Tennessee will be the first state able to track student's academic progress
from grades 2-12, a task to be done under a University of Tennessee
reorganization announced on Tuesday.

UT Senior Vice President Homer Fisher said the reorganization will
coordinate the activities of two UT centers which test students and
evaluate their progress.

Fisher announced:

*Fretta Bunch will head the State Testing and Evaluation Center.
She formerly was associate director of the center's office at
UT-Knoxville.

*Bill Sanders, UT-Knoxville statistician whose method of
analyzing student test data will be used in state schools, will head the
new Center for Value-Added Research and Assessment.

Bunch and Sanders will report to Fisher.

The Center for Value-Added Research and Assessment will house three million
records accumulated the past five years on the state's 1,339 schools and
students in grades 2-8, as well as future data, Sanders said.

Sanders' method of measuring students' yearly academic gains is part of
Gov. Ned McWherter's Educational Improvement Act. Eventually, Sanders will
be able to track the academic progress of all the state's students from
elementary through high school.

It will be one of the "largest computer tasks ever undertaken," Sanders
said. "We're blazing new trails."

Bunch will oversee the development of the Tennessee Comprehensive
Assessment Program (TCAP) Achievement Test, used in the Sanders model.

She also will oversee the statewide administration of the tests, processing
of the data, reporting the results to the school systems and the
interpretation of the score report information.

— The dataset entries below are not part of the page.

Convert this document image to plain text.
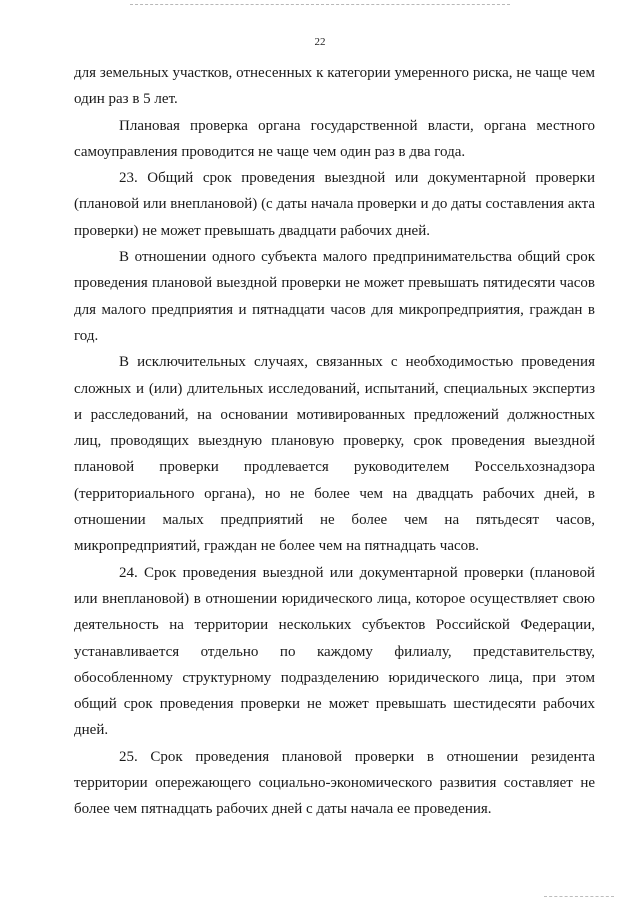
22

для земельных участков, отнесенных к категории умеренного риска, не чаще чем один раз в 5 лет.

Плановая проверка органа государственной власти, органа местного самоуправления проводится не чаще чем один раз в два года.

23. Общий срок проведения выездной или документарной проверки (плановой или внеплановой) (с даты начала проверки и до даты составления акта проверки) не может превышать двадцати рабочих дней.

В отношении одного субъекта малого предпринимательства общий срок проведения плановой выездной проверки не может превышать пятидесяти часов для малого предприятия и пятнадцати часов для микропредприятия, граждан в год.

В исключительных случаях, связанных с необходимостью проведения сложных и (или) длительных исследований, испытаний, специальных экспертиз и расследований, на основании мотивированных предложений должностных лиц, проводящих выездную плановую проверку, срок проведения выездной плановой проверки продлевается руководителем Россельхознадзора (территориального органа), но не более чем на двадцать рабочих дней, в отношении малых предприятий не более чем на пятьдесят часов, микропредприятий, граждан не более чем на пятнадцать часов.

24. Срок проведения выездной или документарной проверки (плановой или внеплановой) в отношении юридического лица, которое осуществляет свою деятельность на территории нескольких субъектов Российской Федерации, устанавливается отдельно по каждому филиалу, представительству, обособленному структурному подразделению юридического лица, при этом общий срок проведения проверки не может превышать шестидесяти рабочих дней.

25. Срок проведения плановой проверки в отношении резидента территории опережающего социально-экономического развития составляет не более чем пятнадцать рабочих дней с даты начала ее проведения.
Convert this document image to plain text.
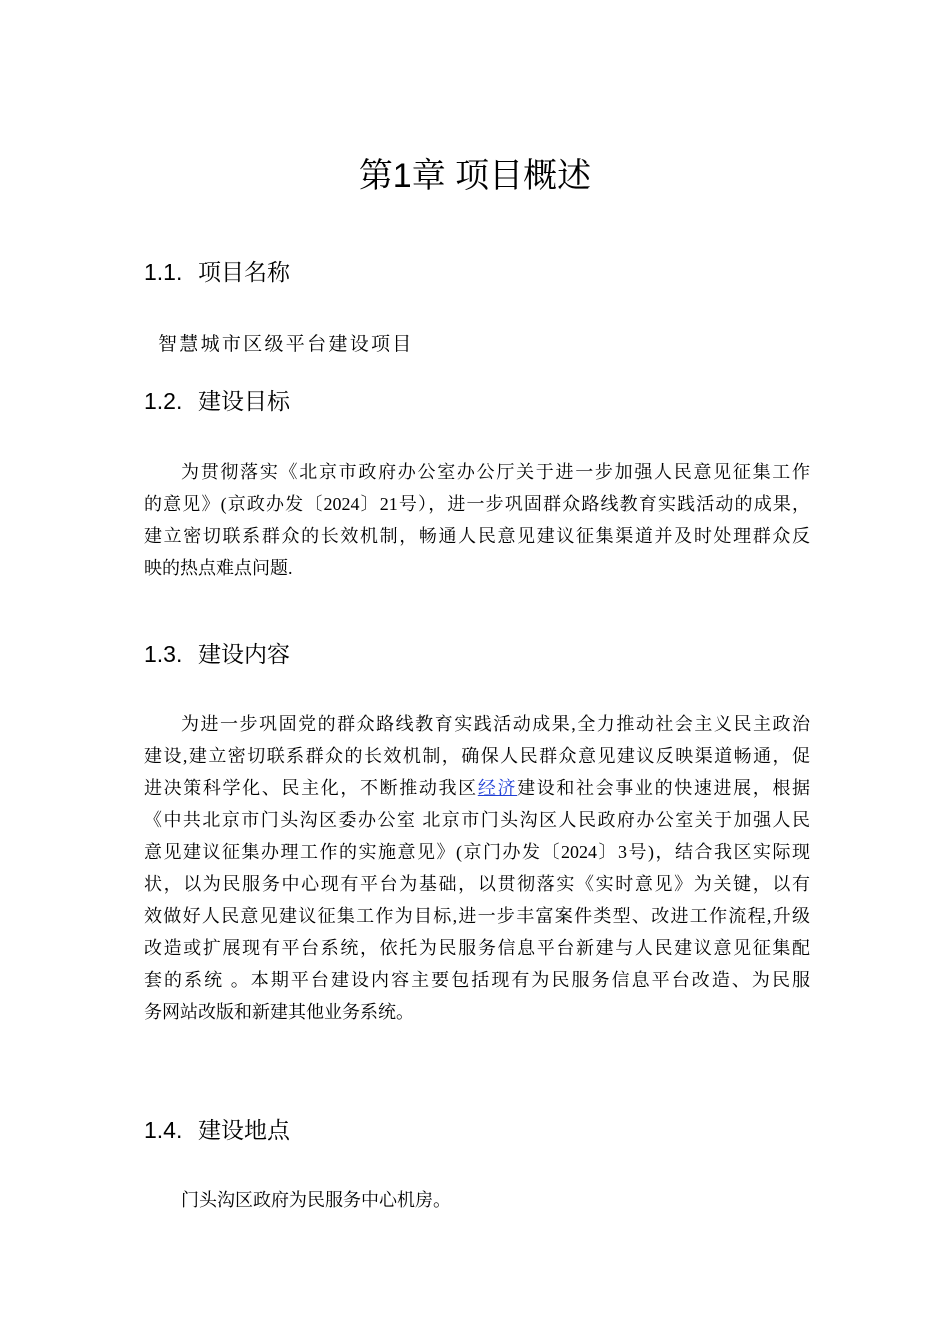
第1章 项目概述
1.1. 项目名称

智慧城市区级平台建设项目

1.2. 建设目标
为贯彻落实《北京市政府办公室办公厅关于进一步加强人民意见征集工作
的意见》(京政办发〔2024〕21号），进一步巩固群众路线教育实践活动的成果，
建立密切联系群众的长效机制，畅通人民意见建议征集渠道并及时处理群众反
映的热点难点问题.
1.3. 建设内容
为进一步巩固党的群众路线教育实践活动成果,全力推动社会主义民主政治
建设,建立密切联系群众的长效机制，确保人民群众意见建议反映渠道畅通，促
进决策科学化、民主化，不断推动我区经济建设和社会事业的快速进展，根据
《中共北京市门头沟区委办公室 北京市门头沟区人民政府办公室关于加强人民
意见建议征集办理工作的实施意见》(京门办发〔2024〕3号)，结合我区实际现
状，以为民服务中心现有平台为基础，以贯彻落实《实时意见》为关键，以有
效做好人民意见建议征集工作为目标,进一步丰富案件类型、改进工作流程,升级
改造或扩展现有平台系统，依托为民服务信息平台新建与人民建议意见征集配
套的系统 。本期平台建设内容主要包括现有为民服务信息平台改造、为民服
务网站改版和新建其他业务系统。
1.4. 建设地点
门头沟区政府为民服务中心机房。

The 1994-95 school year will mark the sixth year the test has been
administered statewide.

While Sanders will not be involved in the development of the tests, he and
the center staff will analyze the results in new ways to identify factors
that impede or aid academic progress.

"The center's goal will be to supply information to the education community
based on solid data gained from a quantitative, rigorous, scientific
approach," he said.

"These appointments and organizational changes are a logical step to take
in our continuing work with the state Department of Education," Fisher
said,

"They respond to opportunities identified in discussions with (Education)
Commissioner (Wayne) Qualls and his staff. We are pleased to continue the
linkage with the department in assessment activities and to provide a
central University of Tennessee home for these two activities."